OK, I was almost shot by the police because of something said at work, but you can read that story elsewhere on the blog.

But, really, shouldn’t I have cycled through the entire ‘mentally ill experience’ to consider myself a bona fide, certified, stamped and sealed looney?

Of course (here comes the disclaimer), every person fighting mental illness is different. Every person has a different course of handling the illness, reacting to medications and ultimately, making a way in the world.

Except in the ‘hip mentally ill media.’

But here’s the thing – you rarely hear of the stories that don’t have a happy ending – because everyone ‘recovers’ or is in ‘recovery,’ right?

Well, you DO hear about some (not all) of the suicides. Most of the suicide stories are about celebrities or the kind of people who write for the ‘hip mentally ill media,’ their friends, or other connected people who chose that way out.

Those stories also follow a familiar story arc, but that subject is for another day.

What you don’t hear about are the people who are soldiering on, hanging by a hair. A lot of these people you will only find on Twitter or if you stumble across their blog. They’re lives are fairly miserable and they complain, but they still find a way to hold on for one more day.

This is not ‘recovery,’ this is real bravery.

Some have conditions that wax and wane – as I do – and you can suss out their moods by their style of writing or the periods where they don’t write at all – like me.

For so many people who will live and die with their mental illness there is no recovery – only life as they know it. By the time you’re my age, you have no conception of what ‘normal’ is in human behavior. It’s just your life as it has been, for many of us, since we were kids.

Here’s the punchline: recovery is a myth invented to sell stories. It makes for great Ted talks as well. Everyone wants a happy ending; everyone wants to see shining examples of triumph – even if the sample among the mentally ill population is statistically small.

To some, I might seem like I’m in ‘recovery.’ I managed to keep my job; my marriage (this time), my life (“it’s just a cell phone!”), and I’ve recently even been part of a stage show. Yea me!

That’s all nice, but it’s not ‘recovery?’ There is never recovery.

What you don’t see are the times when I’m staring at the wall at home not wanting to move. Holding my head in my hands at work trying to get my shit together. The PTSD paranoia I feel every day walking into work. The times I feel like I’d be better off dead. The shakes of anxiety attacks. The mood swings you’d have to experience to believe. And, finally, the thoughts and feelings I struggle to keep under wraps in public because I don’t want anyone to be afraid of me or shun me.

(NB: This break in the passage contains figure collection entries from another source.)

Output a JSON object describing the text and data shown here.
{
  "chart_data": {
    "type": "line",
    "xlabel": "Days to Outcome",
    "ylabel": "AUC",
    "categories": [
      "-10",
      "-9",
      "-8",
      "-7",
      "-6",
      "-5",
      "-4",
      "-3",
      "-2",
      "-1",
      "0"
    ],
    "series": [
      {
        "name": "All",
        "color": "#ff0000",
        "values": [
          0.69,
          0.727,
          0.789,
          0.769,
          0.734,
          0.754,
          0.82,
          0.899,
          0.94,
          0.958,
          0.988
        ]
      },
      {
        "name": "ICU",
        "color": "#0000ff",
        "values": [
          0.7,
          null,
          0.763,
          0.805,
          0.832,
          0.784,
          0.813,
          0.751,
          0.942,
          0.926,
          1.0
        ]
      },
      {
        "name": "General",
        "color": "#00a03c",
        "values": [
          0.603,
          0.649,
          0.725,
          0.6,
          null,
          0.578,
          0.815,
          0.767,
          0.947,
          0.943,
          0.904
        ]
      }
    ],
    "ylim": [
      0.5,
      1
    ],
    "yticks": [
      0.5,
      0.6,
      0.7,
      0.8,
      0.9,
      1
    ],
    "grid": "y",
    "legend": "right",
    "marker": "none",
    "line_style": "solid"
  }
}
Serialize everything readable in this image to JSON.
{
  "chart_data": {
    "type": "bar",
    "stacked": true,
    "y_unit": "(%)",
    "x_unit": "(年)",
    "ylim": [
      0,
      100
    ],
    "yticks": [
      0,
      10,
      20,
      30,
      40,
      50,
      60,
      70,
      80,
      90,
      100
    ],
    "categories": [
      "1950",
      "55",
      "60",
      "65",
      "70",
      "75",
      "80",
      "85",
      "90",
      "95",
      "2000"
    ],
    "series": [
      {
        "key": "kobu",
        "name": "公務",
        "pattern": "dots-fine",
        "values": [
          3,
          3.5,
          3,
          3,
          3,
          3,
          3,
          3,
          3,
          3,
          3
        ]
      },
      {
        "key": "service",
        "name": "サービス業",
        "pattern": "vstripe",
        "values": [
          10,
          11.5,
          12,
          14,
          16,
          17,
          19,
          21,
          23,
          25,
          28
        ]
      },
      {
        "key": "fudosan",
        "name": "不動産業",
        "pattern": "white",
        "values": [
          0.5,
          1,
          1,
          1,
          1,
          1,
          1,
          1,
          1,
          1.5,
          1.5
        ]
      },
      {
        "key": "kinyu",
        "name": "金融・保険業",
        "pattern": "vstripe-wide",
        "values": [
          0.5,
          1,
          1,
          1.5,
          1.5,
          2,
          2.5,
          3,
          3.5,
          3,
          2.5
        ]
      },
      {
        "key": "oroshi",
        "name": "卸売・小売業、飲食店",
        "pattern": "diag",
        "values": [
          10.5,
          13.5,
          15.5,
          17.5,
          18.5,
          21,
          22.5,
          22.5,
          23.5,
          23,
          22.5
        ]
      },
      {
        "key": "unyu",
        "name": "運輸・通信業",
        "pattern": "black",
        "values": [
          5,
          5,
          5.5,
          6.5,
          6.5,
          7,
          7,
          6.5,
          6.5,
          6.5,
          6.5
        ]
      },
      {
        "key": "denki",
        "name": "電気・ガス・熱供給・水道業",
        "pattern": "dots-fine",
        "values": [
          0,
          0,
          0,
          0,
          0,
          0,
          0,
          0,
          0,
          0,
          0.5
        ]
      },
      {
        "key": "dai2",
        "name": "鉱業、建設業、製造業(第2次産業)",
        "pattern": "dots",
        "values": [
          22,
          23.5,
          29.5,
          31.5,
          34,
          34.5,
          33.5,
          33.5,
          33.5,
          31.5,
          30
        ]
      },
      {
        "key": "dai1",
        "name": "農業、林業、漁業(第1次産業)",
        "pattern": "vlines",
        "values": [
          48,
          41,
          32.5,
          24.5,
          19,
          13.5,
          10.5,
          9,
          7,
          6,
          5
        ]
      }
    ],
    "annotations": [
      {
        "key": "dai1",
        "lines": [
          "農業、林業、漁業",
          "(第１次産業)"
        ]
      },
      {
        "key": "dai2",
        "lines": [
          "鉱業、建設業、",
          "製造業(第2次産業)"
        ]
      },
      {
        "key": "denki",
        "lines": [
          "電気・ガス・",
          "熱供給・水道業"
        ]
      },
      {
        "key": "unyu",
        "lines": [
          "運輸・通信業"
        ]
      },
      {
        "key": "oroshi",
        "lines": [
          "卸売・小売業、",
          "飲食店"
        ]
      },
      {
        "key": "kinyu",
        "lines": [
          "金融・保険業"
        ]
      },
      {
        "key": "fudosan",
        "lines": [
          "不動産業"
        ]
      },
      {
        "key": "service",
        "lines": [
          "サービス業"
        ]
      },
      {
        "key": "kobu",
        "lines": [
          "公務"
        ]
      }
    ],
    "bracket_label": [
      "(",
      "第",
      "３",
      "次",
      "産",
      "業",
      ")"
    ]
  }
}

There are better times and worse times but even during the better times, the illness is always present in some form, inflicting varying degrees of mental torture.. Behind the forced smile, the polite ‘thank yous,’ and the acceptable work performance, lie a bundle of fears, compulsions, nightmares and voices that, dear reader, should put you on your hands and knees every night praying to whatever gods you worship that you never experience.

The only recovery that is true and complete is when you die.

Put that in your hip online magazine.